GREAT course btw. Excellent instruction. I’m very thankful to have been given the opportunity to participate.
Here is a thread on Self-Normalizing Neural Networks but unfortunately the results seem not so applicable. Did you played around with it and got interesting results?
Yea, similar to that thread, I did not find swapping ReLU+BN for SeLU to work for me – perhaps there are other aspects of SNN that I failed to implement.
But swapping ReLU+BN --> ELU… Actually, I should revisit those tests and report back. It’s been a couple years since I made that switch.
I can definitely assert that doing BN before ELU makes no significant change in accuracy compared to ELU alone (without BN at all), and furthermore that using ELU alone does work really well and works really fast… but these are not remotely the same thing as my earlier claim that “ELU works as well as doing BN after ReLU”!
(And anyway, as discussed in this Reddit thread, one should do BN after activation, not before).
I’ll re-do some tests and edit this post later.
EDIT: These experiments were done using Keras, not Fast.AI or PyTorch. I suspect that Francois Chollet or someone else has tweaked the Keras BN in the past year or so, because I remember it used to be “slow”. Anyway, my experiments today do confirm that ELU alone works “just as well” (in multiple senses: in the sense of accuracy & loss on the validation set, in the same number of epochs, with essentially indistinguishable ROC curves) as ReLU+BN, but also that the two approaches (now) take essentially the same execution time. (The ELU-only version is maybe 0.5% faster if that’s significant.)
As an additional bit of trivia, at least for my code (https://github.com/drscotthawley/panotti/blob/master/panotti/models.py), it’s better to keep the first block to be BN before ReLU, regardless of what one does with the other layers.
So, I retract my earlier claim: ReLU+BN has not been shown to have been superseded.

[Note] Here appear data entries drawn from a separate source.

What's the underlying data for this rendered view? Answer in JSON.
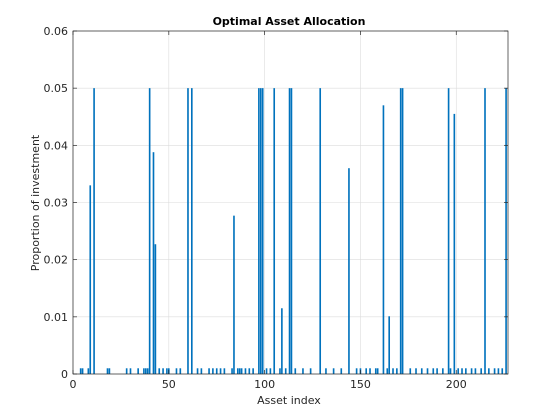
{
  "chart_data": {
    "type": "bar",
    "title": "Optimal Asset Allocation",
    "xlabel": "Asset index",
    "ylabel": "Proportion of investment",
    "xlim": [
      0,
      227
    ],
    "ylim": [
      0,
      0.06
    ],
    "xticks": [
      0,
      50,
      100,
      150,
      200
    ],
    "xtick_labels": [
      "0",
      "50",
      "100",
      "150",
      "200"
    ],
    "yticks": [
      0,
      0.01,
      0.02,
      0.03,
      0.04,
      0.05,
      0.06
    ],
    "ytick_labels": [
      "0",
      "0.01",
      "0.02",
      "0.03",
      "0.04",
      "0.05",
      "0.06"
    ],
    "grid": true,
    "bar_color": "#0072bd",
    "points": [
      {
        "x": 4,
        "y": 0.001
      },
      {
        "x": 5,
        "y": 0.001
      },
      {
        "x": 8,
        "y": 0.001
      },
      {
        "x": 9,
        "y": 0.033
      },
      {
        "x": 11,
        "y": 0.05
      },
      {
        "x": 18,
        "y": 0.001
      },
      {
        "x": 19,
        "y": 0.001
      },
      {
        "x": 28,
        "y": 0.001
      },
      {
        "x": 30,
        "y": 0.001
      },
      {
        "x": 34,
        "y": 0.001
      },
      {
        "x": 37,
        "y": 0.001
      },
      {
        "x": 38,
        "y": 0.001
      },
      {
        "x": 39,
        "y": 0.001
      },
      {
        "x": 40,
        "y": 0.05
      },
      {
        "x": 42,
        "y": 0.0388
      },
      {
        "x": 43,
        "y": 0.0227
      },
      {
        "x": 45,
        "y": 0.001
      },
      {
        "x": 47,
        "y": 0.001
      },
      {
        "x": 49,
        "y": 0.001
      },
      {
        "x": 50,
        "y": 0.001
      },
      {
        "x": 54,
        "y": 0.001
      },
      {
        "x": 56,
        "y": 0.001
      },
      {
        "x": 60,
        "y": 0.05
      },
      {
        "x": 62,
        "y": 0.05
      },
      {
        "x": 65,
        "y": 0.001
      },
      {
        "x": 67,
        "y": 0.001
      },
      {
        "x": 71,
        "y": 0.001
      },
      {
        "x": 73,
        "y": 0.001
      },
      {
        "x": 75,
        "y": 0.001
      },
      {
        "x": 77,
        "y": 0.001
      },
      {
        "x": 79,
        "y": 0.001
      },
      {
        "x": 83,
        "y": 0.001
      },
      {
        "x": 84,
        "y": 0.0277
      },
      {
        "x": 86,
        "y": 0.001
      },
      {
        "x": 87,
        "y": 0.001
      },
      {
        "x": 88,
        "y": 0.001
      },
      {
        "x": 90,
        "y": 0.001
      },
      {
        "x": 92,
        "y": 0.001
      },
      {
        "x": 94,
        "y": 0.001
      },
      {
        "x": 97,
        "y": 0.05
      },
      {
        "x": 98,
        "y": 0.05
      },
      {
        "x": 99,
        "y": 0.05
      },
      {
        "x": 101,
        "y": 0.001
      },
      {
        "x": 103,
        "y": 0.001
      },
      {
        "x": 105,
        "y": 0.05
      },
      {
        "x": 108,
        "y": 0.001
      },
      {
        "x": 109,
        "y": 0.0115
      },
      {
        "x": 111,
        "y": 0.001
      },
      {
        "x": 113,
        "y": 0.05
      },
      {
        "x": 114,
        "y": 0.05
      },
      {
        "x": 116,
        "y": 0.001
      },
      {
        "x": 120,
        "y": 0.001
      },
      {
        "x": 124,
        "y": 0.001
      },
      {
        "x": 129,
        "y": 0.05
      },
      {
        "x": 132,
        "y": 0.001
      },
      {
        "x": 136,
        "y": 0.001
      },
      {
        "x": 140,
        "y": 0.001
      },
      {
        "x": 144,
        "y": 0.036
      },
      {
        "x": 148,
        "y": 0.001
      },
      {
        "x": 150,
        "y": 0.001
      },
      {
        "x": 153,
        "y": 0.001
      },
      {
        "x": 155,
        "y": 0.001
      },
      {
        "x": 158,
        "y": 0.001
      },
      {
        "x": 159,
        "y": 0.001
      },
      {
        "x": 162,
        "y": 0.047
      },
      {
        "x": 164,
        "y": 0.001
      },
      {
        "x": 165,
        "y": 0.0101
      },
      {
        "x": 167,
        "y": 0.001
      },
      {
        "x": 169,
        "y": 0.001
      },
      {
        "x": 171,
        "y": 0.05
      },
      {
        "x": 172,
        "y": 0.05
      },
      {
        "x": 176,
        "y": 0.001
      },
      {
        "x": 179,
        "y": 0.001
      },
      {
        "x": 182,
        "y": 0.001
      },
      {
        "x": 185,
        "y": 0.001
      },
      {
        "x": 188,
        "y": 0.001
      },
      {
        "x": 190,
        "y": 0.001
      },
      {
        "x": 193,
        "y": 0.001
      },
      {
        "x": 196,
        "y": 0.05
      },
      {
        "x": 197,
        "y": 0.001
      },
      {
        "x": 199,
        "y": 0.0455
      },
      {
        "x": 201,
        "y": 0.001
      },
      {
        "x": 203,
        "y": 0.001
      },
      {
        "x": 205,
        "y": 0.001
      },
      {
        "x": 208,
        "y": 0.001
      },
      {
        "x": 210,
        "y": 0.001
      },
      {
        "x": 213,
        "y": 0.001
      },
      {
        "x": 215,
        "y": 0.05
      },
      {
        "x": 217,
        "y": 0.001
      },
      {
        "x": 220,
        "y": 0.001
      },
      {
        "x": 222,
        "y": 0.001
      },
      {
        "x": 224,
        "y": 0.001
      },
      {
        "x": 226,
        "y": 0.05
      }
    ]
  }
}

One more update: Actually, in some newer audio autoencoder experiments I’m doing using PyTorch, ELU seems to be faster and nearly as accurate (lower loss in Training & Validation sets) as ReLU+BN, but the latter has slightly lower loss.
SELU is super-fiddly. Everything has to be “just so” to ensure it’s prerequisites are met. I tried to do that for a while when it came out, but in the end the complexity just wasn’t worth it, for me.

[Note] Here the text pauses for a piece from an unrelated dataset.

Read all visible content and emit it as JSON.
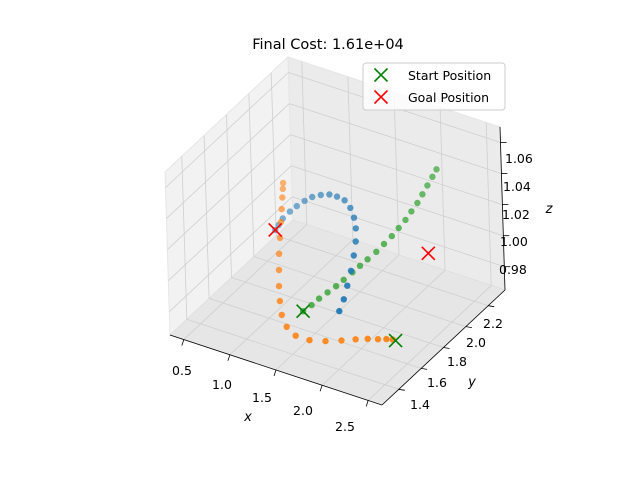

However, recent advances in understanding of normalization are leading to other directions that may have the benefits of batchnorm without the downsides. We’ll look at them in some detail in part 2.

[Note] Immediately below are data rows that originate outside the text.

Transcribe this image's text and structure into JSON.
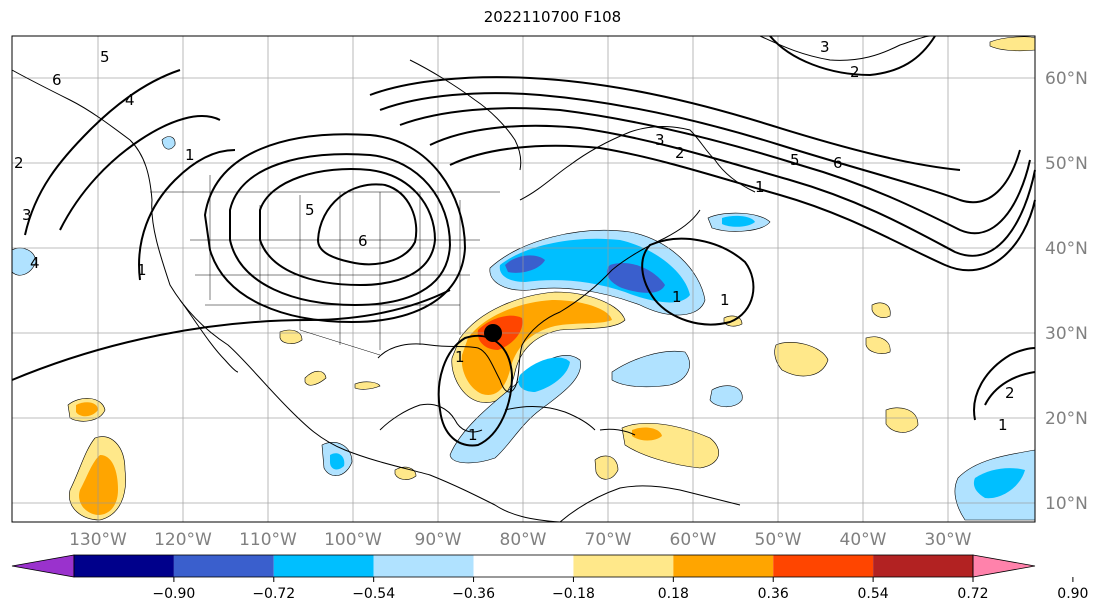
{
  "title": "2022110700 F108",
  "map": {
    "lat_labels": [
      "60°N",
      "50°N",
      "40°N",
      "30°N",
      "20°N",
      "10°N"
    ],
    "lon_labels": [
      "130°W",
      "120°W",
      "110°W",
      "100°W",
      "90°W",
      "80°W",
      "70°W",
      "60°W",
      "50°W",
      "40°W",
      "30°W"
    ],
    "contour_labels": [
      "5",
      "6",
      "4",
      "3",
      "2",
      "1",
      "5",
      "6",
      "3",
      "2",
      "1",
      "5",
      "6",
      "1",
      "1",
      "1",
      "2",
      "1",
      "4",
      "3",
      "2",
      "1",
      "1"
    ],
    "marker": "storm-center-dot"
  },
  "colorbar": {
    "ticks": [
      "−0.90",
      "−0.72",
      "−0.54",
      "−0.36",
      "−0.18",
      "0.18",
      "0.36",
      "0.54",
      "0.72",
      "0.90"
    ],
    "colors": [
      "#9a32cd",
      "#00008b",
      "#3a5fcd",
      "#00bfff",
      "#b0e2ff",
      "#ffffff",
      "#ffe88a",
      "#ffa500",
      "#ff4500",
      "#b22222",
      "#ff82ab"
    ]
  }
}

In the lecture and resnet-mnist notebook, Jeremy’s basic CNN example uses Conv2D, BatchNorm, ReLU sequences. Then the refactor uses fastai’s conv_layer, which wraps a Conv2D, ReLU, BatchNorm sequence.
Is the order of the ReLU and BatchNorm operations not consequential?
I would have thought the composition of the sequence matters, especially the location of the ReLU. Further, I’d have thought that BatchNorm on the raw Conv2D weights rather than on the ReLU-truncated weights would make more sense, in accordance with the basic CNN example, rather than with the conv_layer function.
It is somewhat consequential - experiments show that BatchNorm after ReLU is generally a bit better.
When implementing the unet paper, I noticed that in the case of the example in the paper, the features from the encoder are 64x64 and the upsampled features are 56x56.
My question is how do concatenate them, do you pad the upsampled features to 64x64 or do you crop the features from the encoder to 56x56.
You crop the features from the encoder. Quoting the paper:
Every step in the expansive path consists of an upsampling of the
feature map followed by a 2x2 convolution (“up-convolution”) that halves the
number of feature channels, a concatenation with the correspondingly cropped
feature map from the contracting path, and two 3x3 convolutions, each followed by a ReLU. The cropping is necessary due to the loss of border pixels in
The ‘contracting path’ is the encoder which ‘contracts’/‘encodes’ the input into a representation of smaller dimensions.